In the end, he cannot do it. But even while he does not destroy the Daleks, he is able to delay their escape, and he’s able to comfort himself with the knowledge that eventually, some good may come of all of this. In that moment, the Doctor’s love of life is stronger than his hatred of the Daleks.
It’s not so simple for Twelve. When he first encounters “Rusty” (so nicknamed by the Doctor, in another of those great little Tuckeresque moments), he’s skeptical, but intrigued by the idea of “a Dalek so damaged it’s turned good.” But his definition of “good” doesn’t seem to go beyond ‘a Dalek that wants to destroy all the other Daleks.’
That blind spot gets everyone into serious trouble. When the Doctor succeeds in repairing Rusty (from the inside, in a dramatic hook lifted from Fantastic Voyage), the Dalek promptly reboots to his default setting of EX-TER-MI-NATE!!, prompting some unseemly gloating from a Time Lord proven right. It takes his “carer” to literally slap some sense into him, as Clara has to remind him that there are human lives at stake.
When the Doctor tries to restore the Dalek’s morality, we see the flip side of Four’s quandary. Instead of exterminating an entire race, this Doctor now seems to believe he can use Rusty to transform the very nature of the Daleks. (This level of delusion recalls the “Time Lord Victorious” of “The Waters of Mars” – if Phil Ford’s Doctor Who scripts have a trademark, maybe that’s it.)

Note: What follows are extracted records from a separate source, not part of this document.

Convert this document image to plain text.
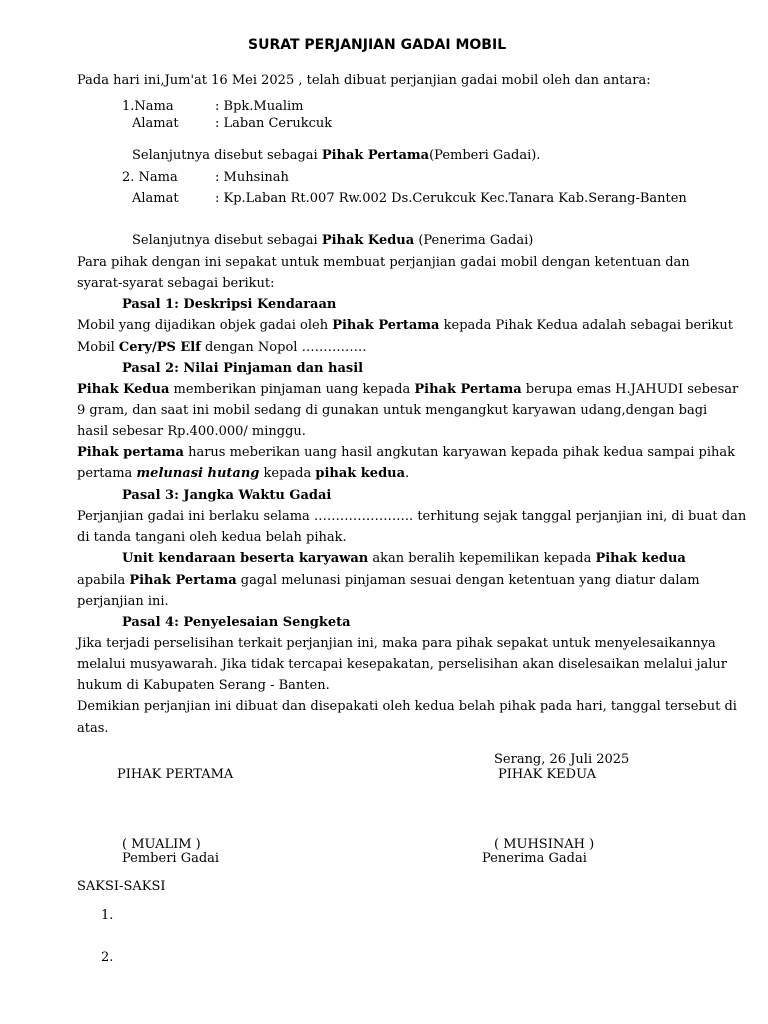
SURAT PERJANJIAN GADAI MOBIL
Pada hari ini,Jum'at 16 Mei 2025 , telah dibuat perjanjian gadai mobil oleh dan antara:
1.Nama	: Bpk.Mualim
Alamat	: Laban Cerukcuk
Selanjutnya disebut sebagai Pihak Pertama(Pemberi Gadai).
2. Nama	: Muhsinah
Alamat	: Kp.Laban Rt.007 Rw.002 Ds.Cerukcuk Kec.Tanara Kab.Serang-Banten
Selanjutnya disebut sebagai Pihak Kedua (Penerima Gadai)
Para pihak dengan ini sepakat untuk membuat perjanjian gadai mobil dengan ketentuan dan
syarat-syarat sebagai berikut:
Pasal 1: Deskripsi Kendaraan
Mobil yang dijadikan objek gadai oleh Pihak Pertama kepada Pihak Kedua adalah sebagai berikut
Mobil Cery/PS Elf dengan Nopol ……………
Pasal 2: Nilai Pinjaman dan hasil
Pihak Kedua memberikan pinjaman uang kepada Pihak Pertama berupa emas H.JAHUDI sebesar
9 gram, dan saat ini mobil sedang di gunakan untuk mengangkut karyawan udang,dengan bagi
hasil sebesar Rp.400.000/ minggu.
Pihak pertama harus meberikan uang hasil angkutan karyawan kepada pihak kedua sampai pihak
pertama melunasi hutang kepada pihak kedua.
Pasal 3: Jangka Waktu Gadai
Perjanjian gadai ini berlaku selama ………………….. terhitung sejak tanggal perjanjian ini, di buat dan
di tanda tangani oleh kedua belah pihak.
Unit kendaraan beserta karyawan akan beralih kepemilikan kepada Pihak kedua
apabila Pihak Pertama gagal melunasi pinjaman sesuai dengan ketentuan yang diatur dalam
perjanjian ini.
Pasal 4: Penyelesaian Sengketa
Jika terjadi perselisihan terkait perjanjian ini, maka para pihak sepakat untuk menyelesaikannya
melalui musyawarah. Jika tidak tercapai kesepakatan, perselisihan akan diselesaikan melalui jalur
hukum di Kabupaten Serang - Banten.
Demikian perjanjian ini dibuat dan disepakati oleh kedua belah pihak pada hari, tanggal tersebut di
atas.
Serang, 26 Juli 2025
PIHAK PERTAMA	PIHAK KEDUA
( MUALIM )	( MUHSINAH )
Pemberi Gadai	Penerima Gadai
SAKSI-SAKSI
1.
2.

The delusion collapses entirely when the Doctor allows Rusty a glimpse into his own mind… where the Dalek immediately latches onto his deep-rooted enmity, and resolves to destroy all the other Daleks after all. The humans he’s saved don’t seem too disturbed by this (for obvious reasons), but it’s a devastating blow to a Doctor who’s already questioning whether he’s a good man. With Rusty’s parting words – “YOU are a good Dalek” – poor Twelve is forced to face a truth he’d long buried: since his first encounter with the Daleks, he has always been a War Doctor.

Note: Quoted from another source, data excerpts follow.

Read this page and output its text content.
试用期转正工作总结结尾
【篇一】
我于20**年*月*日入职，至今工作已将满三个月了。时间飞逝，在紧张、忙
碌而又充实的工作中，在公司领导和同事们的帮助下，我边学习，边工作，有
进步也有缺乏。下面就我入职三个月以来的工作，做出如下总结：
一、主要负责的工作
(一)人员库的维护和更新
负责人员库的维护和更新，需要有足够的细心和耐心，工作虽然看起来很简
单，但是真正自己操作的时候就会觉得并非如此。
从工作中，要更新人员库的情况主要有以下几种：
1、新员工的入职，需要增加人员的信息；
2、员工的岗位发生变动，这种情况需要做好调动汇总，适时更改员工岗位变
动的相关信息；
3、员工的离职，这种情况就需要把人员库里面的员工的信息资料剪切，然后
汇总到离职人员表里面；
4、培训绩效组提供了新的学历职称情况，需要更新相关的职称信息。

It’s a troubling episode, and of course Peter Capaldi plays it beautifully. But honestly, I’m still not sure how I feel about the whole thing (which is the likely reason this post took so long to finish). The idea of putting the Doctor inside a Dalek never quite pays off, as those sets feel more like the interior of a Dalek spacecraft than of a Dalek himself. And as much as I love seeing the Doctor’s flaws and complexities explored (especially by my favorite working actor), this script was a little too on the nose, a little too eager to remind us of its own darkness.

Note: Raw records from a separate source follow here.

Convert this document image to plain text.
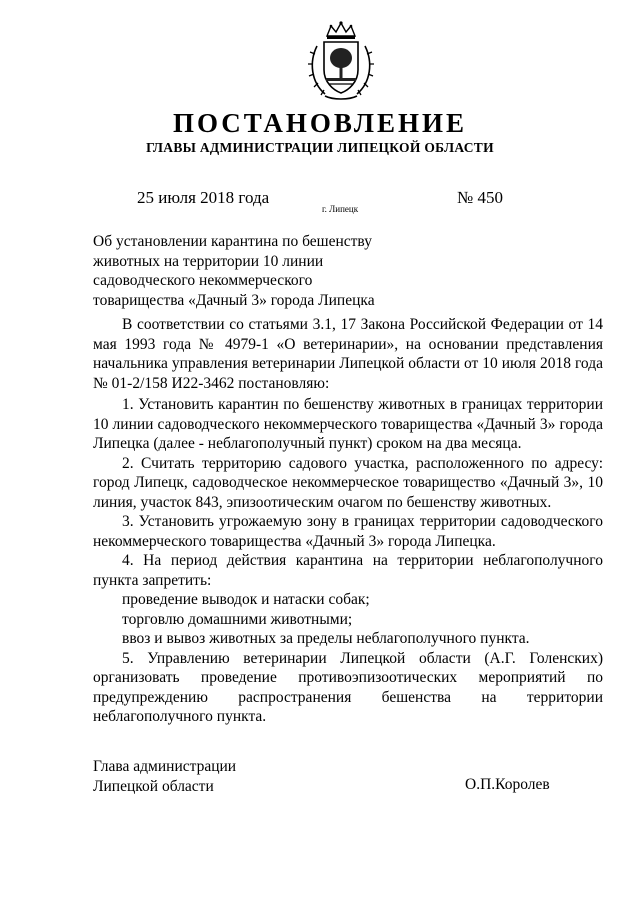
ПОСТАНОВЛЕНИЕ
ГЛАВЫ АДМИНИСТРАЦИИ ЛИПЕЦКОЙ ОБЛАСТИ
25 июля 2018 года
г. Липецк
№ 450
Об установлении карантина по бешенству
животных на территории 10 линии
садоводческого некоммерческого
товарищества «Дачный 3» города Липецка

В соответствии со статьями 3.1, 17 Закона Российской Федерации от 14 мая 1993 года № 4979-1 «О ветеринарии», на основании представления начальника управления ветеринарии Липецкой области от 10 июля 2018 года № 01-2/158 И22-3462 постановляю:

1. Установить карантин по бешенству животных в границах территории 10 линии садоводческого некоммерческого товарищества «Дачный 3» города Липецка (далее - неблагополучный пункт) сроком на два месяца.

2. Считать территорию садового участка, расположенного по адресу: город Липецк, садоводческое некоммерческое товарищество «Дачный 3», 10 линия, участок 843, эпизоотическим очагом по бешенству животных.

3. Установить угрожаемую зону в границах территории садоводческого некоммерческого товарищества «Дачный 3» города Липецка.

4. На период действия карантина на территории неблагополучного пункта запретить:

проведение выводок и натаски собак;

торговлю домашними животными;

ввоз и вывоз животных за пределы неблагополучного пункта.

5. Управлению ветеринарии Липецкой области (А.Г. Голенских) организовать проведение противоэпизоотических мероприятий по предупреждению распространения бешенства на территории неблагополучного пункта.

Глава администрации
Липецкой области	О.П.Королев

That said, “Into the Dalek” does seed some promise for the rest of the series, particularly with the character of Danny Pink. I like the idea that Danny’s a kind of mirror image of the Doctor – another man haunted by his war experiences, trying to move past it and do better, be better. And Samuel Anderson does so much with his limited screen time that I’m looking forward to seeing that relationship develop.
In the end, I guess it all goes back to Clara’s words:
“You asked me if you were a good man. And the answer is, I don’t know. But I think you try to be. And I think that’s probably the point.”